Skycademy - mission accomplished

By Russell Barnes. Posted

24 teachers took to the outdoors to launch some high-altitude balloons in a brand-new Picademy

While Raspberry Pis might be going up in a rocket to the International Space Station for Astro Pi, you don’t need to hitch a ride on a Soyuz to get your own Pi into the stratosphere. That’s what the recent Skycademy course was all about: a Picademy designed to show teachers and educators how to get started with high-altitude balloons (HABs).

“I’d been thinking about the possibility for a while,” says Dave Akerman, who’s well known in the Raspberry Pi community for making Pi-powered HABs, even holding the record for the highest altitude an amateur has streamed images from. “I approached Lance Howarth at Raspberry Pi back in January. It was really when James Robinson joined the Foundation that things started to move, with the planning starting in April.”

James Robinson is a member of the Raspberry Pi Foundation’s education team, and apparently the Skycademy concept was one of the first event ideas mentioned to him when he joined:

“Having done a launch myself, I’d seen that there’s not a huge amount involved in each launch, and, although it’s not overly technical, there’s lots of different disciplines.

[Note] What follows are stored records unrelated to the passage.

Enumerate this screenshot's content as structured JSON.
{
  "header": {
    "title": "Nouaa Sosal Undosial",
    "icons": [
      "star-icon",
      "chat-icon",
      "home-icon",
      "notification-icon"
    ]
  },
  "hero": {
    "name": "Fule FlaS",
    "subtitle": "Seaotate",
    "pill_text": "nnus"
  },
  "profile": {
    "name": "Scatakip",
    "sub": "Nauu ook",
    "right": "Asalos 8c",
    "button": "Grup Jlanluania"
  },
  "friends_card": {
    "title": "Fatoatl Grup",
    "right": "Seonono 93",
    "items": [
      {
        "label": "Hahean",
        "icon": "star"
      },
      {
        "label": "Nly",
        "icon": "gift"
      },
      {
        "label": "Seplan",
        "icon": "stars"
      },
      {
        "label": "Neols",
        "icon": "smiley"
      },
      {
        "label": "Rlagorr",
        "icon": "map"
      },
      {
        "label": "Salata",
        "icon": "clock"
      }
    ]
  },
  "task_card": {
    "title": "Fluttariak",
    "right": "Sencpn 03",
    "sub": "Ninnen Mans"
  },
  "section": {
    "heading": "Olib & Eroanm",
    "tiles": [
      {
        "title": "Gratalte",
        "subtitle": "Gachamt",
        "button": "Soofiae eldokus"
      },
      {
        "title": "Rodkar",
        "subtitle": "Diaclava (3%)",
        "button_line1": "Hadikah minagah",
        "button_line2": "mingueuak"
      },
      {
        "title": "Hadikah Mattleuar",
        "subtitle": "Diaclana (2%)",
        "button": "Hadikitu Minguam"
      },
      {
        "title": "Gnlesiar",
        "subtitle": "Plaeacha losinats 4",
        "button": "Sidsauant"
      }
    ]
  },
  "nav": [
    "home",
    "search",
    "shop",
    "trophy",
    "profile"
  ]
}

My role in organising Skycademy was to try and bring some educators together to organise all the logistics behind it and sort of hold their hands throughout their first launch to show them that it is possible, to bring them together to work as a team, and really to give them that support during their first launch. Then hopefully they’re going to go away and teach others while doing further launches.”

So after juggling the places and managing a waiting list, on 24 August four teams of six teachers met from around the UK to start planning a launch over the next two days.

 The teams meet on the battlefield of space/atmosphere exploration

“The teams were loosely geographical,” James tells us. “Our Southern team was Exeter to Kent, so it was very loose. We gave them all an overview of high-altitude ballooning; we talked about the different disciplines and things that were involved. We talked about the maths and gave them an overview of the flight and flight profile and how it works. Then we went through a series of workshops showing them how to set up their payload, build a container around it, and how to track and receive any telemetry coming from those payloads. We tried to give them as much preparation on that first day as possible.”

As the teachers went off for the night, James and Dave’s work wasn’t done, as Dave reveals:

“James and I then continued late into the evening, getting a receiving station set up at Pi Towers, then grabbed a few hours’ sleep before the launch day.”

“Speaking of sleep, we’d both lost plenty of that already, worrying about the wind conditions and landing predictions, both of which were rather poor. At one point I was emailing James at 4am to tell him that we would probably have to cancel the flights!”

In the end, conditions improved and with a change in launch site, all that was left was the launches.

“I was really blown away by how quickly they took on board what we’d shown them, as were the two experts that we had. As soon as Dave had demonstrated his launch, the teams just disappeared and were off setting up and launching their own balloons.”

After four successful launches, the teams tracked their balloons and went to retrieve them when they fell back down to Earth following a lofty flight to 35km above sea-level. The final day saw the teams evaluating what they had done and figuring out how they could perform their own launches for students. Skycademy wasn’t just those three days, though, and the attendees will be reporting back over the next several months about launches they’ve been doing.

 Pale blue dot

“The event was just the beginning of a project,” James explains. “This marks the start of a year-long project beyond these two-and-a-half days: we’re funding each of those teachers to do a launch themselves with their students. Because that’s really important to us that, actually: it’s not just a bit of fun for a few days, there’s lots of learning and great opportunities in this activity to show that science, technology, engineering, and maths are all really interrelated disciplines. They all come together in this kind of thing so we can launch a space mission, or pseudo-space mission, for no money really. We’re going to support each of the attendees financially and with support logistics over the next year to do their own launches.”

If you regret not getting yourself signed up to Skycademy, don’t worry: this is not the one and only time the course will be run. If the results of this course go well, James and Dave hope they can continue it as an annual event.

Check back over the next year, in which we’ll hopefully be able to show off some of the successful launches from attendees of the Skycademy.